Cumhurbaşkanı Kararı ile 2025- 2027 dönemi bitkisel üretim destekleri açıklandı.  Karara göre, 2025 yılından itibaren gübre ve mazot desteği ile 17 üründe verilen fark ödemesi (prim) desteği tamamen kaldırıldı. Çiftçi son kez 2024 üretim yılı için gübre, mazot ve prim desteği alacak.

Erişimi engellenen siteler- Rekora koşuyoruz

Engelli Web 2024 raporuna göre Türkiye’den 2024 1. Çeyrek sonu itibarıyla erişime engellenen 1.043.312 web sitesi ve alan adı, 833 farklı kurum ve hakimlikler tarafından verilen toplam 892.951 farklı karar ile erişime engellendi.

Ebru Timtik’i andık 

Avukat Ebru Timtik, adil yargılanma hakkı talebiyle ölüm orucu başlatmış ve eyleminin 238’inci gününde yaşamını yitirmişti. 4 yıl oldu. Çağdaş Hukukçular Derneği (ÇHD) İstanbul Şubesi’nin çağrısıyla Gazi Mezarlığı’nda anma yapıldı. ÇHD adına yapılan konuşmadan Timtik’in tüm dünyada hukuk örgütleri tarafından anıldığı vurgulanarak “Ebru Timtik fiziken aramızda değil ama onun tuttuğu bayrak ve adalet mücadelesi tüm dünyada avukatların elinde” denildi.
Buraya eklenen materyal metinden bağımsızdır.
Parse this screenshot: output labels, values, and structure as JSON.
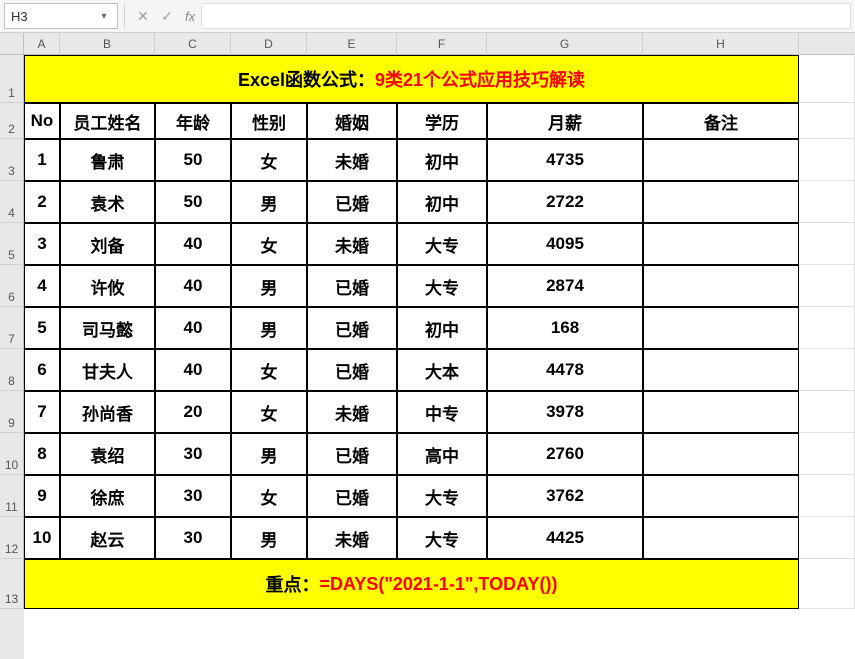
{
  "cellRef": "H3",
  "title": {
    "prefix": "Excel函数公式：",
    "suffix": "9类21个公式应用技巧解读"
  },
  "columns": {
    "A": 36,
    "B": 95,
    "C": 76,
    "D": 76,
    "E": 90,
    "F": 90,
    "G": 156,
    "H": 156
  },
  "headers": [
    "No",
    "员工姓名",
    "年龄",
    "性别",
    "婚姻",
    "学历",
    "月薪",
    "备注"
  ],
  "rows": [
    {
      "no": "1",
      "name": "鲁肃",
      "age": "50",
      "sex": "女",
      "mar": "未婚",
      "edu": "初中",
      "sal": "4735",
      "note": ""
    },
    {
      "no": "2",
      "name": "袁术",
      "age": "50",
      "sex": "男",
      "mar": "已婚",
      "edu": "初中",
      "sal": "2722",
      "note": ""
    },
    {
      "no": "3",
      "name": "刘备",
      "age": "40",
      "sex": "女",
      "mar": "未婚",
      "edu": "大专",
      "sal": "4095",
      "note": ""
    },
    {
      "no": "4",
      "name": "许攸",
      "age": "40",
      "sex": "男",
      "mar": "已婚",
      "edu": "大专",
      "sal": "2874",
      "note": ""
    },
    {
      "no": "5",
      "name": "司马懿",
      "age": "40",
      "sex": "男",
      "mar": "已婚",
      "edu": "初中",
      "sal": "168",
      "note": ""
    },
    {
      "no": "6",
      "name": "甘夫人",
      "age": "40",
      "sex": "女",
      "mar": "已婚",
      "edu": "大本",
      "sal": "4478",
      "note": ""
    },
    {
      "no": "7",
      "name": "孙尚香",
      "age": "20",
      "sex": "女",
      "mar": "未婚",
      "edu": "中专",
      "sal": "3978",
      "note": ""
    },
    {
      "no": "8",
      "name": "袁绍",
      "age": "30",
      "sex": "男",
      "mar": "已婚",
      "edu": "高中",
      "sal": "2760",
      "note": ""
    },
    {
      "no": "9",
      "name": "徐庶",
      "age": "30",
      "sex": "女",
      "mar": "已婚",
      "edu": "大专",
      "sal": "3762",
      "note": ""
    },
    {
      "no": "10",
      "name": "赵云",
      "age": "30",
      "sex": "男",
      "mar": "未婚",
      "edu": "大专",
      "sal": "4425",
      "note": ""
    }
  ],
  "footer": {
    "prefix": "重点：",
    "formula": "=DAYS(\"2021-1-1\",TODAY())"
  },
  "rowHeights": {
    "title": 48,
    "header": 36,
    "data": 42,
    "footer": 50
  },
  "colors": {
    "highlight": "#ffff00",
    "accent": "#ff0000",
    "border": "#000000",
    "gridBg": "#ffffff",
    "headerBg": "#e8e8e8"
  },
  "fx": "fx"
}
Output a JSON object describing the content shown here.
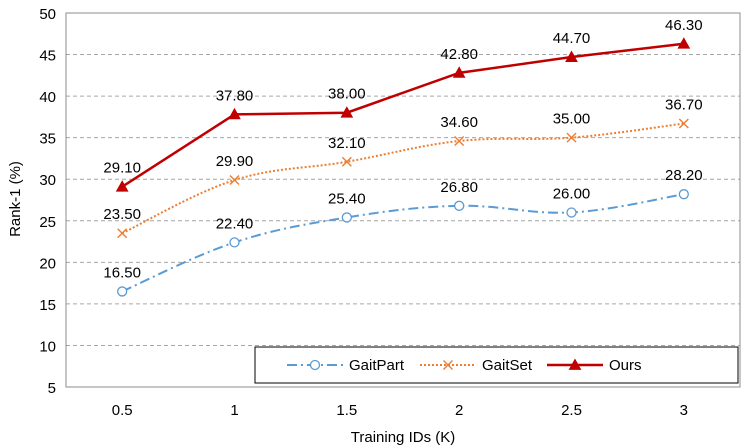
{
  "chart_data": {
    "type": "line",
    "xlabel": "Training IDs (K)",
    "ylabel": "Rank-1 (%)",
    "x": [
      0.5,
      1,
      1.5,
      2,
      2.5,
      3
    ],
    "x_tick_labels": [
      "0.5",
      "1",
      "1.5",
      "2",
      "2.5",
      "3"
    ],
    "ylim": [
      5,
      50
    ],
    "y_ticks": [
      5,
      10,
      15,
      20,
      25,
      30,
      35,
      40,
      45,
      50
    ],
    "grid": "horizontal dashed",
    "legend_position": "bottom-right",
    "series": [
      {
        "name": "GaitPart",
        "values": [
          16.5,
          22.4,
          25.4,
          26.8,
          26.0,
          28.2
        ],
        "labels": [
          "16.50",
          "22.40",
          "25.40",
          "26.80",
          "26.00",
          "28.20"
        ],
        "color": "#5b9bd5",
        "marker": "circle",
        "line_style": "dash-dot"
      },
      {
        "name": "GaitSet",
        "values": [
          23.5,
          29.9,
          32.1,
          34.6,
          35.0,
          36.7
        ],
        "labels": [
          "23.50",
          "29.90",
          "32.10",
          "34.60",
          "35.00",
          "36.70"
        ],
        "color": "#ed7d31",
        "marker": "x",
        "line_style": "dotted"
      },
      {
        "name": "Ours",
        "values": [
          29.1,
          37.8,
          38.0,
          42.8,
          44.7,
          46.3
        ],
        "labels": [
          "29.10",
          "37.80",
          "38.00",
          "42.80",
          "44.70",
          "46.30"
        ],
        "color": "#c00000",
        "marker": "triangle",
        "line_style": "solid"
      }
    ]
  }
}
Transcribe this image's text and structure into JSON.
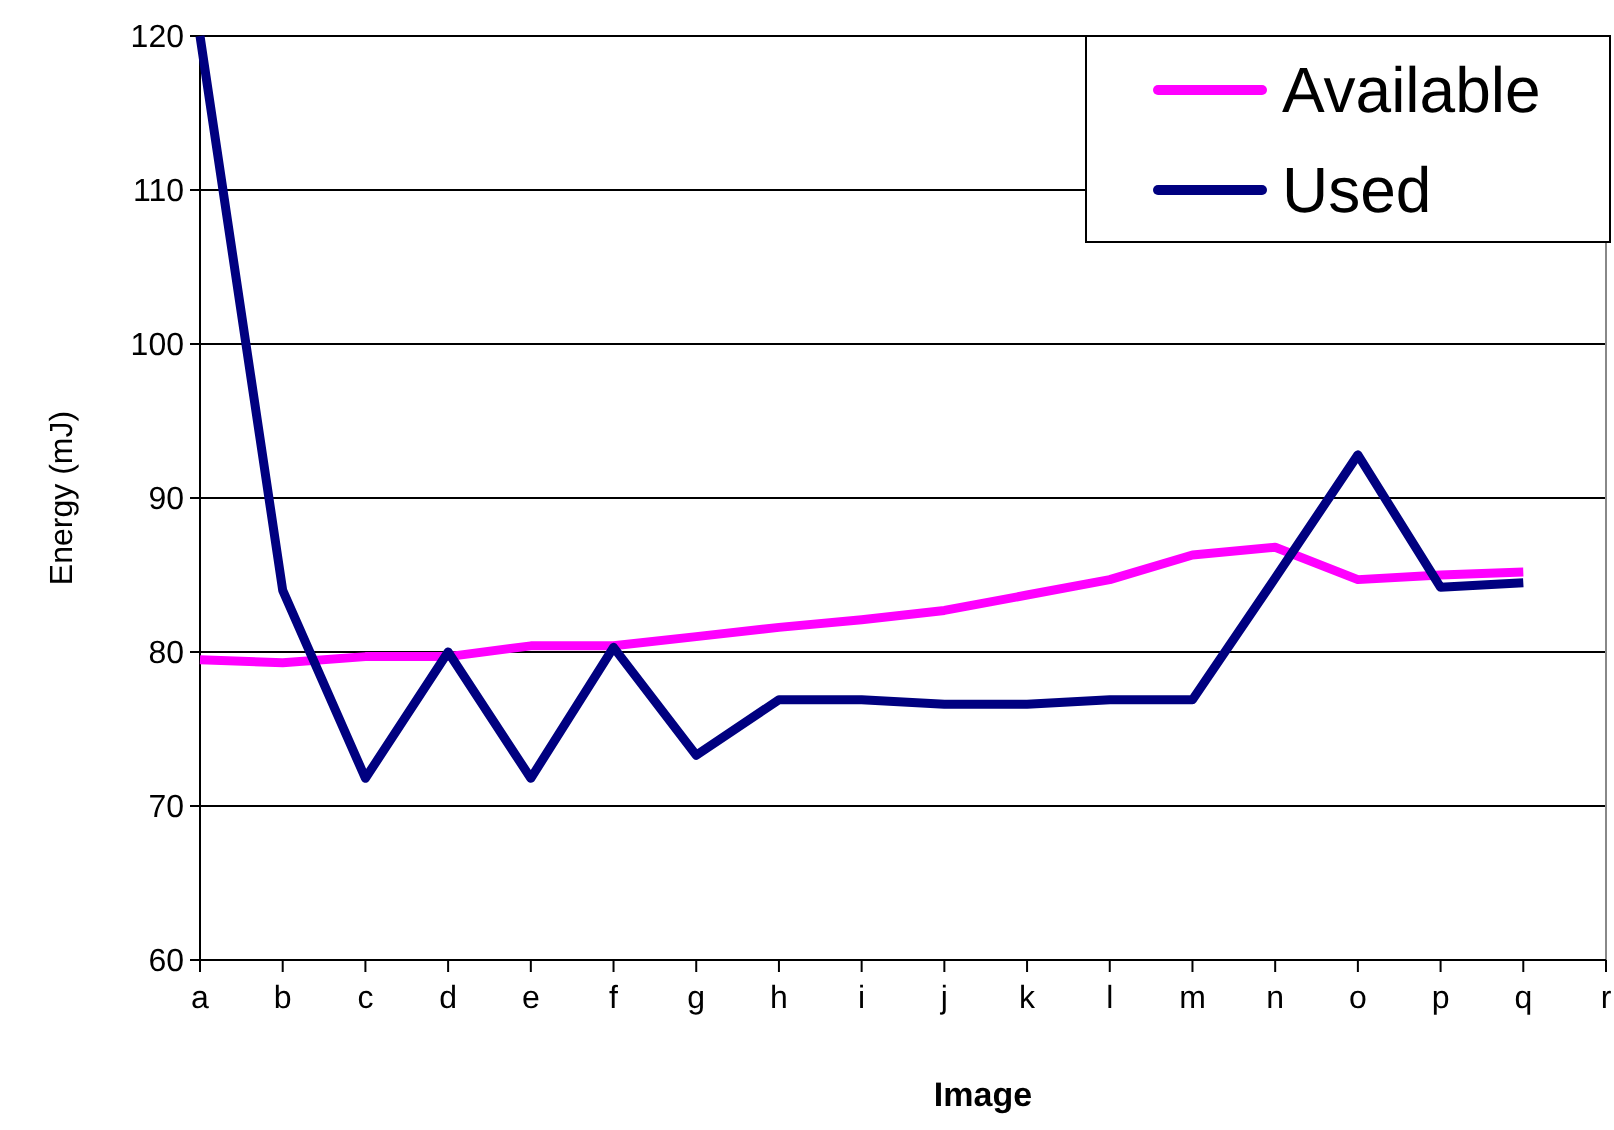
{
  "chart_data": {
    "type": "line",
    "xlabel": "Image",
    "ylabel": "Energy (mJ)",
    "categories": [
      "a",
      "b",
      "c",
      "d",
      "e",
      "f",
      "g",
      "h",
      "i",
      "j",
      "k",
      "l",
      "m",
      "n",
      "o",
      "p",
      "q",
      "r"
    ],
    "series": [
      {
        "name": "Available",
        "color": "#ff00ff",
        "values": [
          79.5,
          79.3,
          79.7,
          79.7,
          80.4,
          80.4,
          81,
          81.6,
          82.1,
          82.7,
          83.7,
          84.7,
          86.3,
          86.8,
          84.7,
          85,
          85.2,
          null
        ]
      },
      {
        "name": "Used",
        "color": "#000080",
        "values": [
          120,
          84,
          71.8,
          80,
          71.8,
          80.3,
          73.3,
          76.9,
          76.9,
          76.6,
          76.6,
          76.9,
          76.9,
          84.8,
          92.8,
          84.2,
          84.5,
          null
        ]
      }
    ],
    "ylim": [
      60,
      120
    ],
    "yticks": [
      60,
      70,
      80,
      90,
      100,
      110,
      120
    ],
    "grid": "y",
    "legend": "top right",
    "marker": "none",
    "line_style": "solid"
  }
}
Amasra maden katliamının 8. duruşması yapıldı

Bilirkişi raporları geldi ama henüz keşif yapılamadı. 8 tutuklu sanık vardı, önceki duruşmalarda 4’ü tahliye edilmişti, 4 tutuklu sanığın tutukluluğu bu celsede devam etti. Bir sonraki duruşma 1 Kasım’da.